Amazingly, U.S. officials have avoided facing these facts for
decades. This is not just an intellectual blind spot but a moral
failure, one that has had horrific consequences for Mexico, Colombia,
Peru, Bolivia and other Latin American and Caribbean nations.

Clinton deserves high praise for acknowledging that the United States
bears "shared responsibility" for the drug-fueled violence sweeping
Mexico, which has claimed more than 7,000 lives since the beginning
of 2008. But that means we will also share responsibility for the
next 7,000 killings as well. Our long-running "war on drugs,"
focusing on the supply side of the equation, has been an utter
disaster. Domestically, we've locked up hundreds of thousands of
street-level dealers, some of whom genuinely deserve to be in prison
and some of whom don't. It made no difference. According to a 2007
University of Michigan study, 84 percent of high school seniors
nationwide said they could obtain marijuana "fairly easily" or "very
easily." The figure for amphetamines was 50 percent; for cocaine, 47
percent; for heroin, 30 percent.

At the same time, we've persisted in a Sisyphean attempt to cut off
the drug supply at or near the source.

When I was The Washington Post's correspondent in South America, I
once took a nerve-racking helicopter ride to visit a U.S.-funded
military base in the Upper Huallaga Valley of Peru. It was the place
where most of the country's coca -- the plant from which cocaine is
processed -- was being grown, and the valley was crawling with Maoist
guerrillas who funded their insurgency with money they extorted from
the coca growers and traffickers. Eventually, the coca business was
eliminated in the Upper Huallaga. But now it's flourishing in other
parts of Peru, and last year authorities there seized a record 30
tons of cocaine -- meaning, by rule of thumb, that at least 10 times
that much was probably produced and shipped.

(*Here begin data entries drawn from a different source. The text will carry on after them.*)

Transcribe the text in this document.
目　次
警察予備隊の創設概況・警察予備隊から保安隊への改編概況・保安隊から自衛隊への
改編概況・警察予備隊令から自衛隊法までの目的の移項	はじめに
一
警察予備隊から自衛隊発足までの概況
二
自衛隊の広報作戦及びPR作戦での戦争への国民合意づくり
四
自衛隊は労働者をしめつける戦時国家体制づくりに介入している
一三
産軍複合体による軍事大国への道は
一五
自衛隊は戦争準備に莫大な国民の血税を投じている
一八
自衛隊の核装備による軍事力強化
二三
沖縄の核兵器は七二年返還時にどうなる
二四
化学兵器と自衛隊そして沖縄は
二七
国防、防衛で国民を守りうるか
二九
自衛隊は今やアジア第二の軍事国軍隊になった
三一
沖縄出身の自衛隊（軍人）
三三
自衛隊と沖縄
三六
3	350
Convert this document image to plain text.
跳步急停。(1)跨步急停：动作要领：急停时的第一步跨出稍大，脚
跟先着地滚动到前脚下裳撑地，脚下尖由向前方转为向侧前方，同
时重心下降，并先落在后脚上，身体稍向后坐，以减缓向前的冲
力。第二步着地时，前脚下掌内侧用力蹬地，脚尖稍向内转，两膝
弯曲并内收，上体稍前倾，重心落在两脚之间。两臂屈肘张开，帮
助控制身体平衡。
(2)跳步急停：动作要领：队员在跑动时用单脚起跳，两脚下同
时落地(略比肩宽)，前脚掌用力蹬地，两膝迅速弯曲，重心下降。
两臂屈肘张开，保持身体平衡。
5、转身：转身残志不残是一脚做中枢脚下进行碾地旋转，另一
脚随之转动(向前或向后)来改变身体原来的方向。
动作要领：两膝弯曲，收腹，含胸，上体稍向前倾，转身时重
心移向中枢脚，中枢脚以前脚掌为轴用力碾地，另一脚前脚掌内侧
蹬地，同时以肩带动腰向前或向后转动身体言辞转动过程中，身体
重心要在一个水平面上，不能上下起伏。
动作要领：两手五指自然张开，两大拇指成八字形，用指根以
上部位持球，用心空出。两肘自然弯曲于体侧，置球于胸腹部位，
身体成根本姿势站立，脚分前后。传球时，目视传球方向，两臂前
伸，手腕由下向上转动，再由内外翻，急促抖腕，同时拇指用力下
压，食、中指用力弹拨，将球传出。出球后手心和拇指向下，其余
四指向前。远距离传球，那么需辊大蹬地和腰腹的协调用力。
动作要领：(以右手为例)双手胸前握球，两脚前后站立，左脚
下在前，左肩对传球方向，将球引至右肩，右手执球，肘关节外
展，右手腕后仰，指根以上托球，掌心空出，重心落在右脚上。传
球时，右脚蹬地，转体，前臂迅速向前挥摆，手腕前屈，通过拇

In Colombia, I saw how the huge, brutally violent Medellin and Cali
cocaine cartels threatened to turn the country into the world's first
"narco-state." The Colombian government, again with U.S. assistance,
managed to pulverize these sprawling criminal organizations into
smaller units, but the business continues to thrive -- and to provide
most of the cocaine that finds its way to the American market.

Last year, Colombian authorities seized 119 tons of cocaine.

Money from the drug trade sustains the longest-running leftist
insurgency in the hemisphere. Ever inventive, the Colombian
traffickers have gone so far as to build their own miniature
submarines to smuggle illicit cargo into the United States. And now
Mexico has become the focal point of the drug trade, with its cartels
blasting their way to dominance in the business of bringing
marijuana, methamphetamine, cocaine and other drugs to the American
market. Violence among drug gangs, not just along the border but
throughout the country, has reached crisis levels.

The government's strategy is to break up the big cartels, as the
Colombians did. But even if authorities succeed, the industry will
live on. In the case of Mexico, there's a complicating factor: This
is a two-way problem. While drugs are being moved north across the
border, powerful assault weapons -- purchased in the United States --
are being moved south to arm the cartels' foot soldiers.

Clinton's statement about "shared responsibility" recognizes that if
we expect Mexico to do something about the flow of drugs, we're
obliged to do something about the counterflow of guns. First, though,
let's be honest with ourselves. This whole disruptive, destabilizing
enterprise has one purpose, which is to supply the U.S. market with
illegal drugs.

As long as the demand exists, entrepreneurs will find a way to meet
it. The obvious demand-side solution -- legalization -- would do more
harm than good with some drugs, but maybe not with others.

We need to examine all options. It's time to put everything on the
table, because all we've accomplished so far is to bring the terrible
violence of the drug trade ever closer to home.